We were quickly losing sunlight, so we hurried to the top of the 60 meter high crag overlooking the two main harbors to take pictures of Monaco’s not-so-remarkable castle and laughably recent 19th century cathedral. Anything that is less than 200 years old in Europe might as well have been built yesterday. After you’ve seen countless structures that are 800 to 1,000 years old in multiple cities over the course of five months, seeing a 200 year old cathedral is about as extraordinary as seeing a four hour old bagel. After the tremendous physical exertion put forth in Eze, we were barely able to scale the relatively puny staircase up to the castle. Our quadriceps had all but stopped functioning and our feet felt as if they had been flattened by a bulldozer. This “medieval” part of Monaco was very anti-climactic, but the gorgeous panoramic views of the harbors from the top of the hill at dusk partially redeemed Monaco’s repute.

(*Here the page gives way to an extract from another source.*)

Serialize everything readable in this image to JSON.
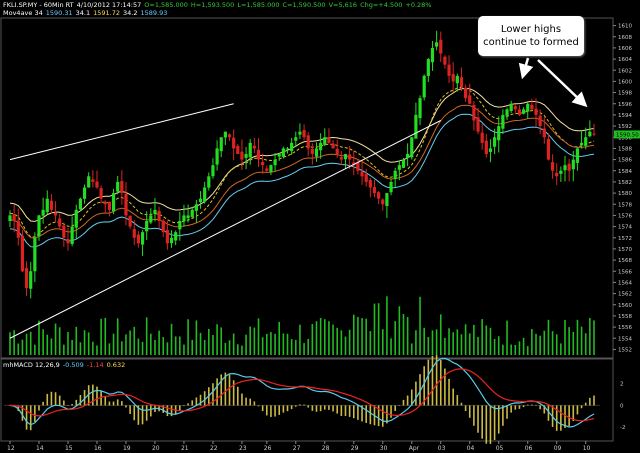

Having exhausted the sights around the castle, we limped to Monaco’s famous Monte Carlo casino. We had been warned that the casino had a dress code that could even make an aristocrat nervous about their appearance. We of course looked like total doo doo. Dressed like backpackers and in desperate need of a county jail-like hose down, compounded with being dehydrated and sleep deprived, we were probably the scariest looking people in town. I was in my usual shorts and a t-shirt that hadn’t been washed in two weeks and had spent four hours completely saturated in sweat earlier that day in Eze. My appearance was drawing constant stares on the streets. The others weren’t much better. Needless to say, the Monte Carlo security guards saw us coming from 500 yards away and started to mount an all out effort to keep us off the premises. The first hurdle was the dress-code. We skirted this easily as they had forgotten to cover a sign saying that the attire requisites didn’t actually go into effect until 9:00PM. Then they wanted us to give them our bags and our passports for some bizarre reason. The bags were no problem, but I was not in possession of my passport at the time, so I was kicked to the curb. The others coughed up their passports and were allowed to move to the next ring within the casino by the reluctant and desperate guards. About 30 seconds later, they returned. Apparently, the guards demanded that they pay 10 euros per person to simply enter the casino. In typical backpacker budgets, 10 euros can fuel about four meals and none of the others were going to part with that kind of dough just to look inside. They begged and pleaded and one actually tried to jump into the doorway to just get a look, but the guard was ready for her and dove in front of her like a CIA agent taking a bullet for the president to keep her from even getting a glimpse.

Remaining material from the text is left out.